This is not meant as a complaint or critique, but as a general observation and hopefully a constructive dialogue on how we can make the Bubble plugin ecosystem better for end-users, and more profitable for developers.
I’m working on a major project now, which has been nearly a year in development and has a huge range of different challenges, many of which were solved with plugins.
So what’s the problem?
The challenge is, I can’t tell you how many times I’ve had to ditch a perfectly good plugin, simply because it lacked the flexibility to solve my specific problem. The plugin is awesome at doing exactly what the plugin author intended, but a mere step in another direction stops me from using it.

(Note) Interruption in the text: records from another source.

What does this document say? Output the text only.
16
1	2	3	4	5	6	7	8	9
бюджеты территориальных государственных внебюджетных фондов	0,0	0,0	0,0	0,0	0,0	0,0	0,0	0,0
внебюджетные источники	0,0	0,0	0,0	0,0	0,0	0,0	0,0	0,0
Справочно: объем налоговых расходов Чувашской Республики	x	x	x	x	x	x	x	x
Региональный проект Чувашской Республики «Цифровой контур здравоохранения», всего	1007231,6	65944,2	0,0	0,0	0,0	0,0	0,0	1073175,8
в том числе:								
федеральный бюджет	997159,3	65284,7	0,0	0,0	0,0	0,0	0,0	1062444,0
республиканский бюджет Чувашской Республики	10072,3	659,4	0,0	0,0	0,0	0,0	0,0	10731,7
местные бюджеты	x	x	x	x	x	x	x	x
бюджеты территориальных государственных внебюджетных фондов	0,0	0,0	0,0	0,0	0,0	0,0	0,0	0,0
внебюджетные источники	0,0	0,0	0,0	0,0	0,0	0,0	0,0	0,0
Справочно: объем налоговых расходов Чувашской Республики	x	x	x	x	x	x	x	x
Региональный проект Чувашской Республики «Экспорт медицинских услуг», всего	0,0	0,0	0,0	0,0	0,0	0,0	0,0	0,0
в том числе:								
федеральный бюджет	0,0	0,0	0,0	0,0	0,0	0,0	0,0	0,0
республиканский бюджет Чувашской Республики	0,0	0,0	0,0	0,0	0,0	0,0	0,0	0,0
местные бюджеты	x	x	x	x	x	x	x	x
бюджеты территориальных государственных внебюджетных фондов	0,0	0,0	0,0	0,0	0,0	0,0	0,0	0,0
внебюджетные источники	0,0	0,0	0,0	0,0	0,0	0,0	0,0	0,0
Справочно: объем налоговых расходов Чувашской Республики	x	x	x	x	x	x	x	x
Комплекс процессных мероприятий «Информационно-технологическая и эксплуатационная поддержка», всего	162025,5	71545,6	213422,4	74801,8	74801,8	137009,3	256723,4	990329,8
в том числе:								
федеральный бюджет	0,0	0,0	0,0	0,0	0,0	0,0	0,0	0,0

The website I’m building is for a highly brand-conscious client, and I’ve had to ditch a lot of paid plugins simply because they wouldn’t let me assign the correct font or change a color. I’ve struggled immensely with using any of the many different date/time pickers, because none of them support dynamic time zones. I’ve tested four or five different rich text editors, having to give up one after the other for lack of flexibility in customizing which buttons to show in the toolbar, how the border should look, it doesn’t support Auto Binding, etc.
A current example
I’m currently in a discussion with Zeroqode about their Flat Tags plugin. I suggested a change in the plugin that would allow me to use it for a particular case, and the response was basically that this is not how the plugin is supposed to work. My intention is not to criticize Zeroqode - the discussion is not finished, they haven’t had the time to respond yet, and they have no obligation to listen to my suggestions. The quality of the plugin in general is top notch, and maybe my suggestion really is not ad addition that makes sense. But I wanted to include it as an example of what I find to be a bit backwards thinking: that the customer should adapt to the features of the plugin, rather than the other way around. I think a change in thinking here would benefit both the customer and the developer.
EDIT: I’ve come to think that this was a bad example, as in this case I requested a very specific change that may not have been in the public interest, and so it makes my point confusing. See my post further down for details on this. The example below is still relevant.
And a counter-example
@keith’s CalendarGrid Pro is an example of the opposite. The plugin is so stuffed with ways to customize the calendar, output its data in different formats, make date and timezone related calculations, etc that it alone has solved a variety of different challenges far away from what was looking for when I first installed the plugin. It’s not great because of one specific feature, but because the immense investment Keith has made into flexible settings. It’a bit more work setting it up than the other datepickers in the store, but I use it because I can make it look and work exactly like I want it to.
What should change?
The point I’m trying to get across, is that a truly flexible plugin should include settings that go far beyond the specific use case you intended. Open up for total flexibility on:
- Looks (colors, fonts, borders, padding, line spacing, letter spacing, word, spacing, etc)
- Data handling (saving data, auto-binding, data format to save in)
- Actions (input is focused, something is clicked, etc)
- Customization (how the plugin behaves, hiding/showing elements such as buttons, etc)
- Conditions
I’m not only creating this topic because I have a selfish need for more flexible plugins, but that there are at least ten plugin developers losing money right now on a plugin that I ended up not using just for a slight customization setting that wasn’t there.
One final point
As a plugin developer, it’s understandably easy to think “Our users will tell us what they need, and if it makes sense, we’ll add it.” I can only speak for myself here, but in most cases, I simply don’t… I’m usually in a rush to get things working, and if a plugin doesn’t offer what I need out of the box, I usually uninstall and move on. I rarely discuss it with the developer, so I think there’s a risk that a lot of them are simply not used.
Do people agree with my observations? Disagree? What things am I not seeing from the developers perspective? Open for all viewpoints and an open discussion here.
(sorry for the negative mention @levon and the rest of the team, but as a developer of countless plugins, you’ll naturally end up as a center of attention when discussing this topic I hope you’ll see it as a constructive dialogue, not criticism.)